The Constraint is most eaaily defined as an upperbound of 5 on User_Account::failedAttempts. Note that a Constraint defines what is valid not how to react to invalidity. You could more use an invariant to upperbound against a maximumAttempts() computed value. You could inadvisedly use pre/ postconditions on operations or just knit your control operations.

You could sensibly have a User_Account::isLocked() operation whose body is failedAttempts >= maximumAttempts().

The Activity provides the Control for the Model. Presumably it has a lifeline associated with creation/destruction of a login. Presumably it makes use of a DataBase::checkPassword(userName, password) operation that return the User_Account and increments User_Account::failedAttempts as a side-effect. The enforcement of the maximum is therefore in User_Account::checkPassword. (NB you should not do two stage access for User_Account lookup then password validation to ensure that hackers cannot distinguish, possibly just by response time, whether a failure is due to a bad username or bad password.)
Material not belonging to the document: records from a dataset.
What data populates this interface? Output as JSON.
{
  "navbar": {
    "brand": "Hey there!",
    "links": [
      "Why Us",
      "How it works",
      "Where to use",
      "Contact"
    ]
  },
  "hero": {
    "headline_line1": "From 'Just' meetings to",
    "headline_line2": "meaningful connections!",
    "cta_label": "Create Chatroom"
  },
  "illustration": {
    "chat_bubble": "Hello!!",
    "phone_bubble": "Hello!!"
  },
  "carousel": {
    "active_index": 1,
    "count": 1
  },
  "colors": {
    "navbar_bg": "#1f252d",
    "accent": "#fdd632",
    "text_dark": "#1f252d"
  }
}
You need to clearly identify what is in the Model; what persists for the duration of your system, perhaps being restored from backup following a system restart. Therefore User_Account must have username and password and failedAttempts properties to define the persistent state.

Conversely what is part of the View/Control can be lost and recreated when another user interaction is initiated. The login form therefore also has username and password properties to represent what is entered on the form and which will be correlated with the Model DataBase by perhaps DataBase::getUserAccount and UserAccount::checkPassword.

I would not pollute the persistent DataBase model with transient login content. If you require recreation of in-progress login attempts across a server failure, I would have a separate ViewDataBase of transient viewed state. If nothing else you would recover the server failure by reactivating the persistent DataBase before reactivating the transient activities.